The idea came to him one day in 2009, when he was coordinating a graduate level seminar on the Charles Darwin book “The Origin of Species.” Each week, the class discussed a chapter of the book and improved the article on the Portuguese Wikipedia about Darwin’s book as they went along. Before Yuri’s class began work, the article was what’s known as a stub — a short article without much content. By the end of the term, his class had transformed the article, with extensive descriptions of each chapter.
“I think it is a waste of time, energy, knowledge, and often paper to have highly skilled undergraduate or graduate students write term papers that will be read only by the teacher and sometimes a TA, and will eventually end up in the trash can,” Yuri says.
He had always been interested in using the Internet as a teaching tool. As a teaching assistant at the University of California at Berkeley in the 1990s, Yuri found the University of Michigan’s Animal Diversity Web and Berkeley’s Understanding Evolution portals inspirational.
He started using Wikipedia in his undergraduate Evolution course since August 2011. The course is mandatory for all biology students, and Yuri has about 30 students enroll each term. He says it will only take a few years to have his students make hundreds of contributions to free, high-quality knowledge available in Portuguese about the topics. He also sees better learning for students with a Wikipedia assignment in comparison to a traditional term paper.
“I believe they learn more, especially regarding proper citation, and what is original research and what is not. Both of these concepts are very important in science,” he says. “Wikipedia does a great job in terms of defining what an encyclopedia is, and how one should write an article citing appropriate sources, and this is a very important skill for students.”
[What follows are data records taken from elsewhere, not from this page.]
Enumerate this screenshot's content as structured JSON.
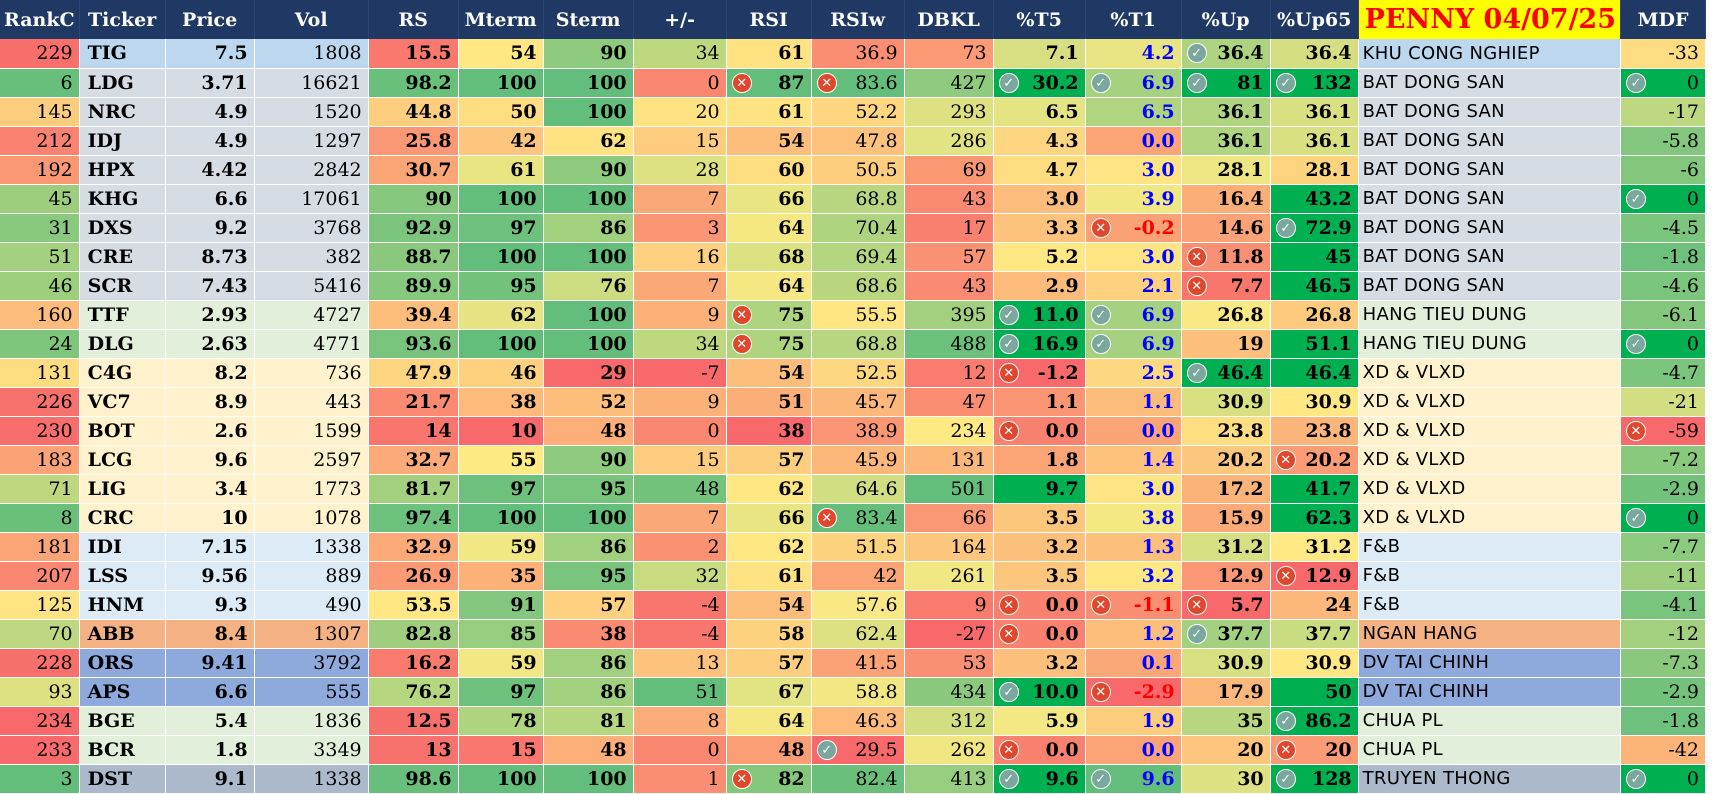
{
  "sheet_title": "PENNY 04/07/25",
  "columns": [
    "RankC",
    "Ticker",
    "Price",
    "Vol",
    "RS",
    "Mterm",
    "Sterm",
    "+/-",
    "RSI",
    "RSIw",
    "DBKL",
    "%T5",
    "%T1",
    "%Up",
    "%Up65",
    "PENNY 04/07/25",
    "MDF"
  ],
  "colors": {
    "header_bg": "#1f3864",
    "header_text": "#ffffff",
    "title_bg": "#ffff00",
    "title_text": "#ff0000",
    "t1_positive": "#0000ff",
    "t1_negative": "#ff0000",
    "check_icon": "#7aa89c",
    "cross_icon": "#e0472c"
  },
  "sector_colors": {
    "KHU CONG NGHIEP": "#bdd7ee",
    "BAT DONG SAN": "#d6dce4",
    "HANG TIEU DUNG": "#e2efda",
    "XD & VLXD": "#fff2cc",
    "F&B": "#ddebf7",
    "NGAN HANG": "#f4b183",
    "DV TAI CHINH": "#8ea9db",
    "CHUA PL": "#e2efda",
    "TRUYEN THONG": "#acb9ca"
  },
  "rows": [
    [
      "229",
      "TIG",
      "7.5",
      "1808",
      "15.5",
      "54",
      "90",
      "34",
      "61",
      "36.9",
      "73",
      "7.1",
      "4.2",
      "36.4",
      "36.4",
      "KHU CONG NGHIEP",
      "-33"
    ],
    [
      "6",
      "LDG",
      "3.71",
      "16621",
      "98.2",
      "100",
      "100",
      "0",
      "87",
      "83.6",
      "427",
      "30.2",
      "6.9",
      "81",
      "132",
      "BAT DONG SAN",
      "0"
    ],
    [
      "145",
      "NRC",
      "4.9",
      "1520",
      "44.8",
      "50",
      "100",
      "20",
      "61",
      "52.2",
      "293",
      "6.5",
      "6.5",
      "36.1",
      "36.1",
      "BAT DONG SAN",
      "-17"
    ],
    [
      "212",
      "IDJ",
      "4.9",
      "1297",
      "25.8",
      "42",
      "62",
      "15",
      "54",
      "47.8",
      "286",
      "4.3",
      "0.0",
      "36.1",
      "36.1",
      "BAT DONG SAN",
      "-5.8"
    ],
    [
      "192",
      "HPX",
      "4.42",
      "2842",
      "30.7",
      "61",
      "90",
      "28",
      "60",
      "50.5",
      "69",
      "4.7",
      "3.0",
      "28.1",
      "28.1",
      "BAT DONG SAN",
      "-6"
    ],
    [
      "45",
      "KHG",
      "6.6",
      "17061",
      "90",
      "100",
      "100",
      "7",
      "66",
      "68.8",
      "43",
      "3.0",
      "3.9",
      "16.4",
      "43.2",
      "BAT DONG SAN",
      "0"
    ],
    [
      "31",
      "DXS",
      "9.2",
      "3768",
      "92.9",
      "97",
      "86",
      "3",
      "64",
      "70.4",
      "17",
      "3.3",
      "-0.2",
      "14.6",
      "72.9",
      "BAT DONG SAN",
      "-4.5"
    ],
    [
      "51",
      "CRE",
      "8.73",
      "382",
      "88.7",
      "100",
      "100",
      "16",
      "68",
      "69.4",
      "57",
      "5.2",
      "3.0",
      "11.8",
      "45",
      "BAT DONG SAN",
      "-1.8"
    ],
    [
      "46",
      "SCR",
      "7.43",
      "5416",
      "89.9",
      "95",
      "76",
      "7",
      "64",
      "68.6",
      "43",
      "2.9",
      "2.1",
      "7.7",
      "46.5",
      "BAT DONG SAN",
      "-4.6"
    ],
    [
      "160",
      "TTF",
      "2.93",
      "4727",
      "39.4",
      "62",
      "100",
      "9",
      "75",
      "55.5",
      "395",
      "11.0",
      "6.9",
      "26.8",
      "26.8",
      "HANG TIEU DUNG",
      "-6.1"
    ],
    [
      "24",
      "DLG",
      "2.63",
      "4771",
      "93.6",
      "100",
      "100",
      "34",
      "75",
      "68.8",
      "488",
      "16.9",
      "6.9",
      "19",
      "51.1",
      "HANG TIEU DUNG",
      "0"
    ],
    [
      "131",
      "C4G",
      "8.2",
      "736",
      "47.9",
      "46",
      "29",
      "-7",
      "54",
      "52.5",
      "12",
      "-1.2",
      "2.5",
      "46.4",
      "46.4",
      "XD & VLXD",
      "-4.7"
    ],
    [
      "226",
      "VC7",
      "8.9",
      "443",
      "21.7",
      "38",
      "52",
      "9",
      "51",
      "45.7",
      "47",
      "1.1",
      "1.1",
      "30.9",
      "30.9",
      "XD & VLXD",
      "-21"
    ],
    [
      "230",
      "BOT",
      "2.6",
      "1599",
      "14",
      "10",
      "48",
      "0",
      "38",
      "38.9",
      "234",
      "0.0",
      "0.0",
      "23.8",
      "23.8",
      "XD & VLXD",
      "-59"
    ],
    [
      "183",
      "LCG",
      "9.6",
      "2597",
      "32.7",
      "55",
      "90",
      "15",
      "57",
      "45.9",
      "131",
      "1.8",
      "1.4",
      "20.2",
      "20.2",
      "XD & VLXD",
      "-7.2"
    ],
    [
      "71",
      "LIG",
      "3.4",
      "1773",
      "81.7",
      "97",
      "95",
      "48",
      "62",
      "64.6",
      "501",
      "9.7",
      "3.0",
      "17.2",
      "41.7",
      "XD & VLXD",
      "-2.9"
    ],
    [
      "8",
      "CRC",
      "10",
      "1078",
      "97.4",
      "100",
      "100",
      "7",
      "66",
      "83.4",
      "66",
      "3.5",
      "3.8",
      "15.9",
      "62.3",
      "XD & VLXD",
      "0"
    ],
    [
      "181",
      "IDI",
      "7.15",
      "1338",
      "32.9",
      "59",
      "86",
      "2",
      "62",
      "51.5",
      "164",
      "3.2",
      "1.3",
      "31.2",
      "31.2",
      "F&B",
      "-7.7"
    ],
    [
      "207",
      "LSS",
      "9.56",
      "889",
      "26.9",
      "35",
      "95",
      "32",
      "61",
      "42",
      "261",
      "3.5",
      "3.2",
      "12.9",
      "12.9",
      "F&B",
      "-11"
    ],
    [
      "125",
      "HNM",
      "9.3",
      "490",
      "53.5",
      "91",
      "57",
      "-4",
      "54",
      "57.6",
      "9",
      "0.0",
      "-1.1",
      "5.7",
      "24",
      "F&B",
      "-4.1"
    ],
    [
      "70",
      "ABB",
      "8.4",
      "1307",
      "82.8",
      "85",
      "38",
      "-4",
      "58",
      "62.4",
      "-27",
      "0.0",
      "1.2",
      "37.7",
      "37.7",
      "NGAN HANG",
      "-12"
    ],
    [
      "228",
      "ORS",
      "9.41",
      "3792",
      "16.2",
      "59",
      "86",
      "13",
      "57",
      "41.5",
      "53",
      "3.2",
      "0.1",
      "30.9",
      "30.9",
      "DV TAI CHINH",
      "-7.3"
    ],
    [
      "93",
      "APS",
      "6.6",
      "555",
      "76.2",
      "97",
      "86",
      "51",
      "67",
      "58.8",
      "434",
      "10.0",
      "-2.9",
      "17.9",
      "50",
      "DV TAI CHINH",
      "-2.9"
    ],
    [
      "234",
      "BGE",
      "5.4",
      "1836",
      "12.5",
      "78",
      "81",
      "8",
      "64",
      "46.3",
      "312",
      "5.9",
      "1.9",
      "35",
      "86.2",
      "CHUA PL",
      "-1.8"
    ],
    [
      "233",
      "BCR",
      "1.8",
      "3349",
      "13",
      "15",
      "48",
      "0",
      "48",
      "29.5",
      "262",
      "0.0",
      "0.0",
      "20",
      "20",
      "CHUA PL",
      "-42"
    ],
    [
      "3",
      "DST",
      "9.1",
      "1338",
      "98.6",
      "100",
      "100",
      "1",
      "82",
      "82.4",
      "413",
      "9.6",
      "9.6",
      "30",
      "128",
      "TRUYEN THONG",
      "0"
    ]
  ],
  "icons": [
    {
      "row": 0,
      "col": 13,
      "icon": "check-icon"
    },
    {
      "row": 1,
      "col": 8,
      "icon": "cross-icon"
    },
    {
      "row": 1,
      "col": 9,
      "icon": "cross-icon"
    },
    {
      "row": 1,
      "col": 11,
      "icon": "check-icon"
    },
    {
      "row": 1,
      "col": 12,
      "icon": "check-icon"
    },
    {
      "row": 1,
      "col": 13,
      "icon": "check-icon"
    },
    {
      "row": 1,
      "col": 14,
      "icon": "check-icon"
    },
    {
      "row": 1,
      "col": 16,
      "icon": "check-icon"
    },
    {
      "row": 5,
      "col": 16,
      "icon": "check-icon"
    },
    {
      "row": 6,
      "col": 12,
      "icon": "cross-icon"
    },
    {
      "row": 6,
      "col": 14,
      "icon": "check-icon"
    },
    {
      "row": 7,
      "col": 13,
      "icon": "cross-icon"
    },
    {
      "row": 8,
      "col": 13,
      "icon": "cross-icon"
    },
    {
      "row": 9,
      "col": 8,
      "icon": "cross-icon"
    },
    {
      "row": 9,
      "col": 11,
      "icon": "check-icon"
    },
    {
      "row": 9,
      "col": 12,
      "icon": "check-icon"
    },
    {
      "row": 10,
      "col": 8,
      "icon": "cross-icon"
    },
    {
      "row": 10,
      "col": 11,
      "icon": "check-icon"
    },
    {
      "row": 10,
      "col": 12,
      "icon": "check-icon"
    },
    {
      "row": 10,
      "col": 16,
      "icon": "check-icon"
    },
    {
      "row": 11,
      "col": 11,
      "icon": "cross-icon"
    },
    {
      "row": 11,
      "col": 13,
      "icon": "check-icon"
    },
    {
      "row": 13,
      "col": 11,
      "icon": "cross-icon"
    },
    {
      "row": 13,
      "col": 16,
      "icon": "cross-icon"
    },
    {
      "row": 14,
      "col": 14,
      "icon": "cross-icon"
    },
    {
      "row": 16,
      "col": 9,
      "icon": "cross-icon"
    },
    {
      "row": 16,
      "col": 16,
      "icon": "check-icon"
    },
    {
      "row": 18,
      "col": 14,
      "icon": "cross-icon"
    },
    {
      "row": 19,
      "col": 11,
      "icon": "cross-icon"
    },
    {
      "row": 19,
      "col": 12,
      "icon": "cross-icon"
    },
    {
      "row": 19,
      "col": 13,
      "icon": "cross-icon"
    },
    {
      "row": 20,
      "col": 11,
      "icon": "cross-icon"
    },
    {
      "row": 20,
      "col": 13,
      "icon": "check-icon"
    },
    {
      "row": 22,
      "col": 11,
      "icon": "check-icon"
    },
    {
      "row": 22,
      "col": 12,
      "icon": "cross-icon"
    },
    {
      "row": 23,
      "col": 14,
      "icon": "check-icon"
    },
    {
      "row": 24,
      "col": 9,
      "icon": "check-icon"
    },
    {
      "row": 24,
      "col": 11,
      "icon": "cross-icon"
    },
    {
      "row": 24,
      "col": 14,
      "icon": "cross-icon"
    },
    {
      "row": 25,
      "col": 8,
      "icon": "cross-icon"
    },
    {
      "row": 25,
      "col": 11,
      "icon": "check-icon"
    },
    {
      "row": 25,
      "col": 12,
      "icon": "check-icon"
    },
    {
      "row": 25,
      "col": 14,
      "icon": "check-icon"
    },
    {
      "row": 25,
      "col": 16,
      "icon": "check-icon"
    }
  ]
}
And Yuri says his students feel more responsibility to produce high-quality work because they know their writing will be available to anyone on Wikipedia. He’s excited about the Wikipedia Education Program in Brazil, and he hopes that more professors will join the program and develop more teaching resources to stimulate the use of Wikipedia in the classroom. In fact, professor Aureo Banhos, one of his former biology students, has joined the program through an open call Wikimedia Foundation made in Brazil for the second school term of 2012 and is excited to collaborate with Yuri.
“I love reading the assignments and feeling like my students made a significant contribution by posting high-quality information on the web,” Yuri says.